Die Antreiber einer Rallye

Aber warum tendieren die Kurse gegen Jahresende eher zu positiven Kursverläufen? Gibt es Anzeichen, die die Richtung weisen? Eine gängige Erklärung ist das „Window Dressing“, mit dem Fondsmanager ihre Fonds zum Jahresende aufhübschen möchten, indem sie auf Gewinner-Aktien setzen und diese zusätzlich nach oben treiben. Schließlich hängen ihre Boni von der Performance ihrer Fonds ab, und wer will sich da schon lumpen lassen?

Außerdem sei die Stimmung zum Jahresende per se besser, vielleicht überträgt sich der vorweihnachtliche Kaufrausch auch auf Aktien? Gleichzeitig weilen aber viele Anleger schon im Jahresendurlaub, insofern bewegen sich die Kurse mangels Liquidität heftiger. Also wirklich verlässlich sind all diese Daten nicht und es kann jederzeit etwas dazwischenkommen, egal ob aus makro- oder mikroökonomischer Sicht.

Aufspringen, abwarten, verkaufen?

Nebenwerte profitieren statistisch gesehen sogar noch mehr als Blue Chips vom Jahresende, allerdings liegen auch sie nur zu 70 Prozent im positiven Bereich, der dafür statistisch gesehen heftiger ausfällt. Für Anleger gilt also: Es ist wahrscheinlicher, dass es am Jahresende bergauf als bergab geht, aber gewiss ist es nicht. Typisch Börse eben, könnte man daraus schließen. Was also tun?

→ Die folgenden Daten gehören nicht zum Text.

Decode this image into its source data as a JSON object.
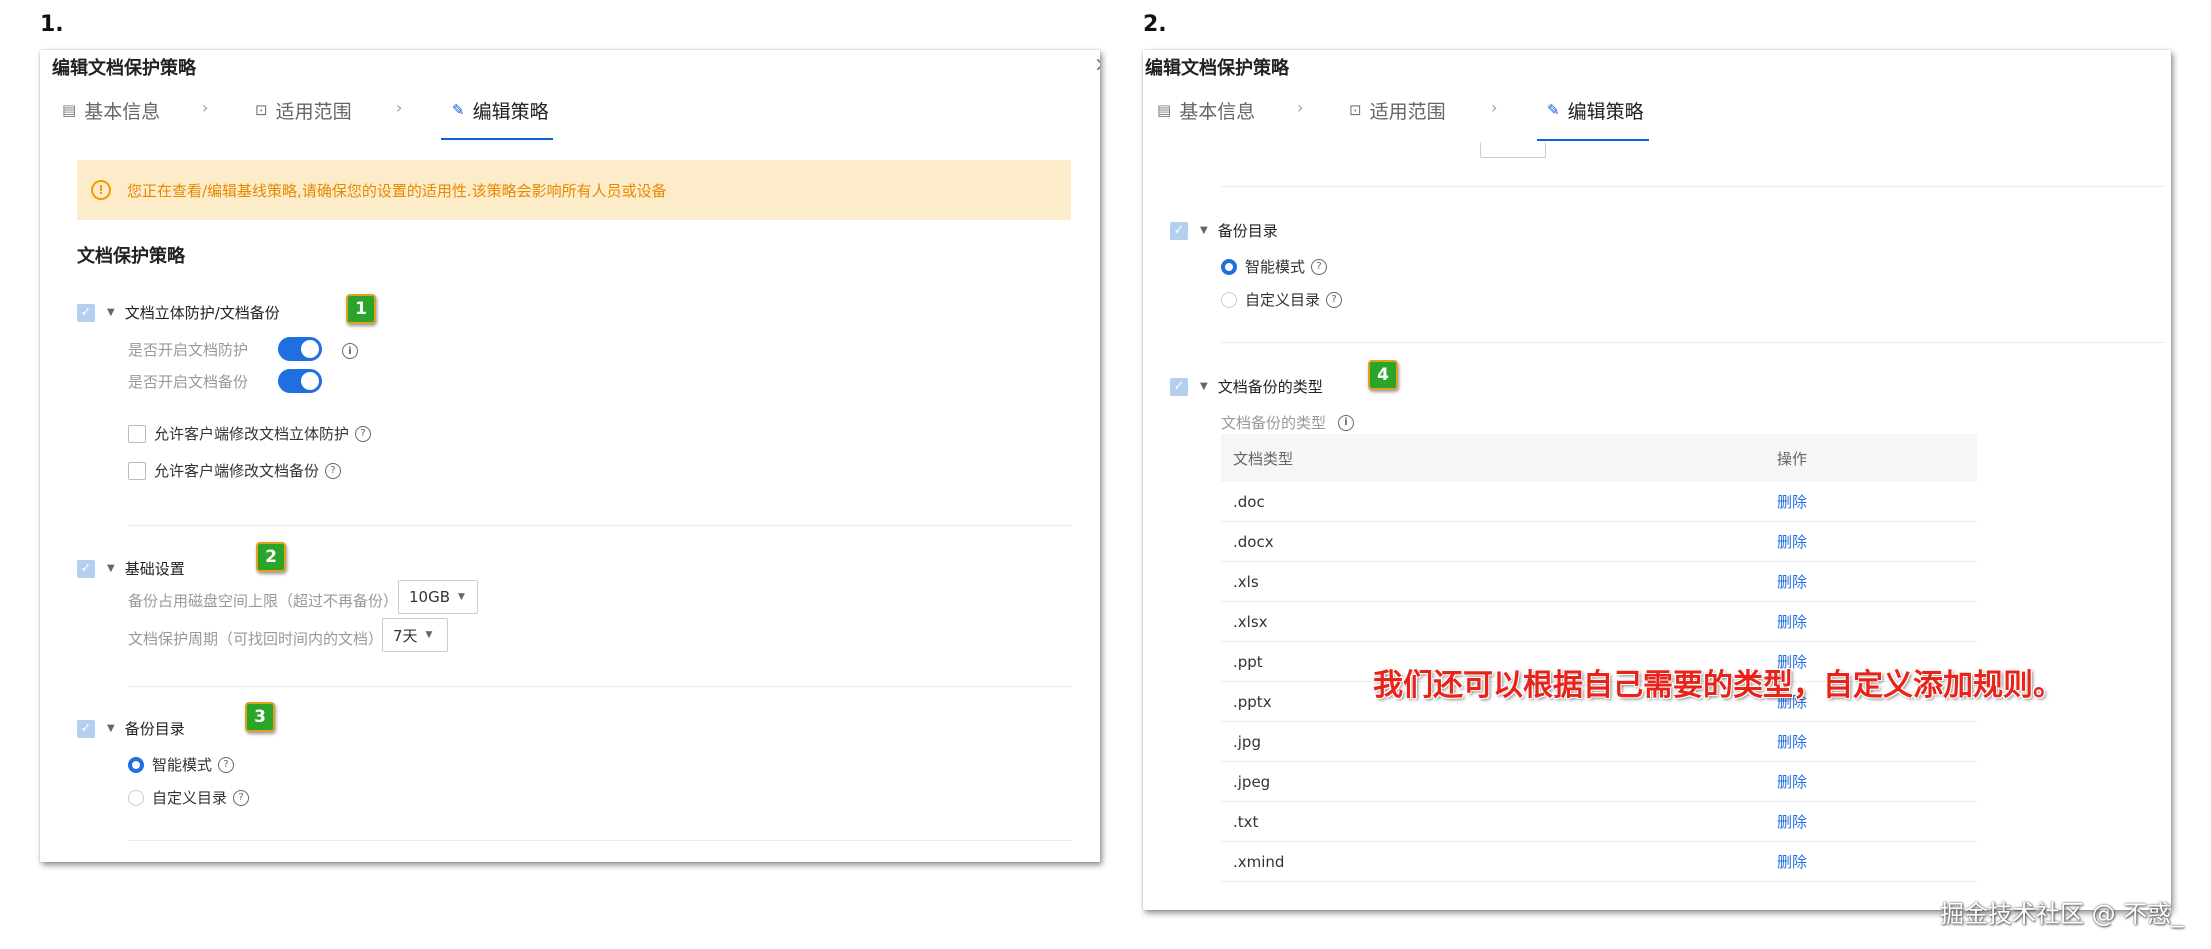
{
  "panel1": {
    "step": "1.",
    "title": "编辑文档保护策略",
    "close": "×",
    "tabs": [
      {
        "label": "基本信息"
      },
      {
        "label": "适用范围"
      },
      {
        "label": "编辑策略"
      }
    ],
    "tab_separator": "›",
    "warning": "您正在查看/编辑基线策略,请确保您的设置的适用性.该策略会影响所有人员或设备",
    "section_title": "文档保护策略",
    "doc_protect": {
      "header": "文档立体防护/文档备份",
      "badge": "1",
      "enable_protection_label": "是否开启文档防护",
      "enable_backup_label": "是否开启文档备份",
      "allow_client_protect": "允许客户端修改文档立体防护",
      "allow_client_backup": "允许客户端修改文档备份"
    },
    "basic": {
      "header": "基础设置",
      "badge": "2",
      "disk_limit_label": "备份占用磁盘空间上限（超过不再备份）",
      "disk_limit_value": "10GB",
      "period_label": "文档保护周期（可找回时间内的文档）",
      "period_value": "7天"
    },
    "backup_dir": {
      "header": "备份目录",
      "badge": "3",
      "smart_mode": "智能模式",
      "custom_dir": "自定义目录"
    }
  },
  "panel2": {
    "step": "2.",
    "title": "编辑文档保护策略",
    "tabs": [
      {
        "label": "基本信息"
      },
      {
        "label": "适用范围"
      },
      {
        "label": "编辑策略"
      }
    ],
    "tab_separator": "›",
    "backup_dir": {
      "header": "备份目录",
      "smart_mode": "智能模式",
      "custom_dir": "自定义目录"
    },
    "types": {
      "header": "文档备份的类型",
      "badge": "4",
      "sub_label": "文档备份的类型",
      "columns": [
        "文档类型",
        "操作"
      ],
      "rows": [
        {
          "type": ".doc",
          "op": "删除"
        },
        {
          "type": ".docx",
          "op": "删除"
        },
        {
          "type": ".xls",
          "op": "删除"
        },
        {
          "type": ".xlsx",
          "op": "删除"
        },
        {
          "type": ".ppt",
          "op": "删除"
        },
        {
          "type": ".pptx",
          "op": "删除"
        },
        {
          "type": ".jpg",
          "op": "删除"
        },
        {
          "type": ".jpeg",
          "op": "删除"
        },
        {
          "type": ".txt",
          "op": "删除"
        },
        {
          "type": ".xmind",
          "op": "删除"
        }
      ]
    },
    "annotation": "我们还可以根据自己需要的类型，自定义添加规则。"
  },
  "watermark": "掘金技术社区 @ 不惑_",
  "colors": {
    "accent": "#1f6fe0",
    "warning_bg": "#fdecca",
    "warning_text": "#e88900",
    "badge": "#2aa52a",
    "annotation": "#e8231a"
  }
}
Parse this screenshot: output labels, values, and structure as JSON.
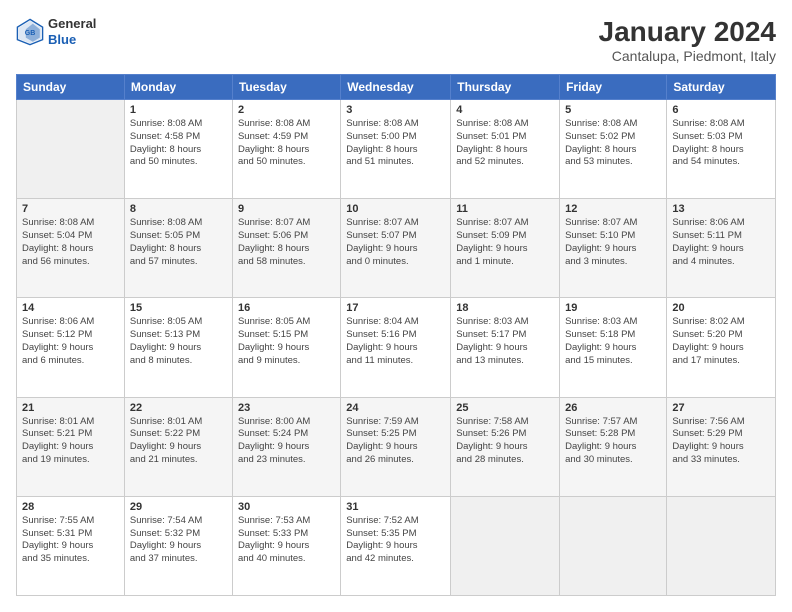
{
  "header": {
    "logo_general": "General",
    "logo_blue": "Blue",
    "month_title": "January 2024",
    "location": "Cantalupa, Piedmont, Italy"
  },
  "days_of_week": [
    "Sunday",
    "Monday",
    "Tuesday",
    "Wednesday",
    "Thursday",
    "Friday",
    "Saturday"
  ],
  "weeks": [
    [
      {
        "day": "",
        "info": ""
      },
      {
        "day": "1",
        "info": "Sunrise: 8:08 AM\nSunset: 4:58 PM\nDaylight: 8 hours\nand 50 minutes."
      },
      {
        "day": "2",
        "info": "Sunrise: 8:08 AM\nSunset: 4:59 PM\nDaylight: 8 hours\nand 50 minutes."
      },
      {
        "day": "3",
        "info": "Sunrise: 8:08 AM\nSunset: 5:00 PM\nDaylight: 8 hours\nand 51 minutes."
      },
      {
        "day": "4",
        "info": "Sunrise: 8:08 AM\nSunset: 5:01 PM\nDaylight: 8 hours\nand 52 minutes."
      },
      {
        "day": "5",
        "info": "Sunrise: 8:08 AM\nSunset: 5:02 PM\nDaylight: 8 hours\nand 53 minutes."
      },
      {
        "day": "6",
        "info": "Sunrise: 8:08 AM\nSunset: 5:03 PM\nDaylight: 8 hours\nand 54 minutes."
      }
    ],
    [
      {
        "day": "7",
        "info": "Sunrise: 8:08 AM\nSunset: 5:04 PM\nDaylight: 8 hours\nand 56 minutes."
      },
      {
        "day": "8",
        "info": "Sunrise: 8:08 AM\nSunset: 5:05 PM\nDaylight: 8 hours\nand 57 minutes."
      },
      {
        "day": "9",
        "info": "Sunrise: 8:07 AM\nSunset: 5:06 PM\nDaylight: 8 hours\nand 58 minutes."
      },
      {
        "day": "10",
        "info": "Sunrise: 8:07 AM\nSunset: 5:07 PM\nDaylight: 9 hours\nand 0 minutes."
      },
      {
        "day": "11",
        "info": "Sunrise: 8:07 AM\nSunset: 5:09 PM\nDaylight: 9 hours\nand 1 minute."
      },
      {
        "day": "12",
        "info": "Sunrise: 8:07 AM\nSunset: 5:10 PM\nDaylight: 9 hours\nand 3 minutes."
      },
      {
        "day": "13",
        "info": "Sunrise: 8:06 AM\nSunset: 5:11 PM\nDaylight: 9 hours\nand 4 minutes."
      }
    ],
    [
      {
        "day": "14",
        "info": "Sunrise: 8:06 AM\nSunset: 5:12 PM\nDaylight: 9 hours\nand 6 minutes."
      },
      {
        "day": "15",
        "info": "Sunrise: 8:05 AM\nSunset: 5:13 PM\nDaylight: 9 hours\nand 8 minutes."
      },
      {
        "day": "16",
        "info": "Sunrise: 8:05 AM\nSunset: 5:15 PM\nDaylight: 9 hours\nand 9 minutes."
      },
      {
        "day": "17",
        "info": "Sunrise: 8:04 AM\nSunset: 5:16 PM\nDaylight: 9 hours\nand 11 minutes."
      },
      {
        "day": "18",
        "info": "Sunrise: 8:03 AM\nSunset: 5:17 PM\nDaylight: 9 hours\nand 13 minutes."
      },
      {
        "day": "19",
        "info": "Sunrise: 8:03 AM\nSunset: 5:18 PM\nDaylight: 9 hours\nand 15 minutes."
      },
      {
        "day": "20",
        "info": "Sunrise: 8:02 AM\nSunset: 5:20 PM\nDaylight: 9 hours\nand 17 minutes."
      }
    ],
    [
      {
        "day": "21",
        "info": "Sunrise: 8:01 AM\nSunset: 5:21 PM\nDaylight: 9 hours\nand 19 minutes."
      },
      {
        "day": "22",
        "info": "Sunrise: 8:01 AM\nSunset: 5:22 PM\nDaylight: 9 hours\nand 21 minutes."
      },
      {
        "day": "23",
        "info": "Sunrise: 8:00 AM\nSunset: 5:24 PM\nDaylight: 9 hours\nand 23 minutes."
      },
      {
        "day": "24",
        "info": "Sunrise: 7:59 AM\nSunset: 5:25 PM\nDaylight: 9 hours\nand 26 minutes."
      },
      {
        "day": "25",
        "info": "Sunrise: 7:58 AM\nSunset: 5:26 PM\nDaylight: 9 hours\nand 28 minutes."
      },
      {
        "day": "26",
        "info": "Sunrise: 7:57 AM\nSunset: 5:28 PM\nDaylight: 9 hours\nand 30 minutes."
      },
      {
        "day": "27",
        "info": "Sunrise: 7:56 AM\nSunset: 5:29 PM\nDaylight: 9 hours\nand 33 minutes."
      }
    ],
    [
      {
        "day": "28",
        "info": "Sunrise: 7:55 AM\nSunset: 5:31 PM\nDaylight: 9 hours\nand 35 minutes."
      },
      {
        "day": "29",
        "info": "Sunrise: 7:54 AM\nSunset: 5:32 PM\nDaylight: 9 hours\nand 37 minutes."
      },
      {
        "day": "30",
        "info": "Sunrise: 7:53 AM\nSunset: 5:33 PM\nDaylight: 9 hours\nand 40 minutes."
      },
      {
        "day": "31",
        "info": "Sunrise: 7:52 AM\nSunset: 5:35 PM\nDaylight: 9 hours\nand 42 minutes."
      },
      {
        "day": "",
        "info": ""
      },
      {
        "day": "",
        "info": ""
      },
      {
        "day": "",
        "info": ""
      }
    ]
  ]
}
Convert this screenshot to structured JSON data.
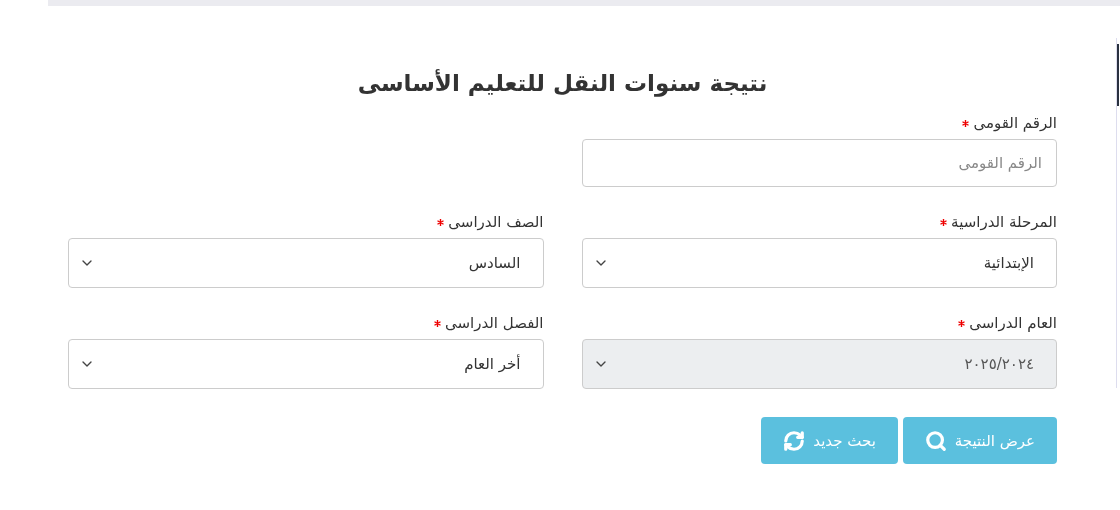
{
  "title": "نتيجة سنوات النقل للتعليم الأساسى",
  "rows": [
    [
      {
        "kind": "input",
        "label": "الرقم القومى",
        "required": true,
        "placeholder": "الرقم القومى"
      }
    ],
    [
      {
        "kind": "select",
        "label": "المرحلة الدراسية",
        "required": true,
        "value": "الإبتدائية",
        "disabled": false
      },
      {
        "kind": "select",
        "label": "الصف الدراسى",
        "required": true,
        "value": "السادس",
        "disabled": false
      }
    ],
    [
      {
        "kind": "select",
        "label": "العام الدراسى",
        "required": true,
        "value": "٢٠٢٥/٢٠٢٤",
        "disabled": true
      },
      {
        "kind": "select",
        "label": "الفصل الدراسى",
        "required": true,
        "value": "أخر العام",
        "disabled": false
      }
    ]
  ],
  "buttons": [
    {
      "kind": "search",
      "label": "عرض النتيجة"
    },
    {
      "kind": "refresh",
      "label": "بحث جديد"
    }
  ]
}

Soviel voraus, es mag kurzfristige Trading-Strategien geben, die eine Jahresendrallye ausnutzen, für Anleger mit langem Zeithorizont bieten sie sich jedoch nicht an. Vielmehr gilt es hier, zum Jahresende das Depot aufzuräumen und die höheren Kurse bestmöglich zu nutzen, um Ungleichgewichte auszutarieren, die sich im Laufe eines volatilen Börsenjahres zwangsläufig einstellen. Dann lassen sich die Märkte unaufgeregt beobachten und Rücksetzer für anderweitige Käufe nutzen – und die kommen spätestens im Februar. 

Dieser Artikel erschien zuerst im Nebenwerte Journal.

Manfred Schmid

Manfred Schmid ist Senior Speicalist Marktsteuerung und hat lange Zeit die Marktsteuerung an der Börse München geleitet, die er dort ab 2003 aufgebaut hat. Der gelernte Bankkaufmann und Sparkassenbetriebswirt begann als Wertpapierhändler der Bayerischen Landesbank und wechselte 1981 an die Frankfurter Börse. Von 1992 bis 2002 war er Börsenmakler an der Börse München. Manfred Schmid ist seit vierzig Jahren im Börsengeschäft an vorderster Front tätig und kam mit allen dort gehandelten Gattungen in Kontakt: Von der Aktie bis zum Terminkontrakt. Alle zwei Wochen ist er bei Börse am Donnerstag aktiv.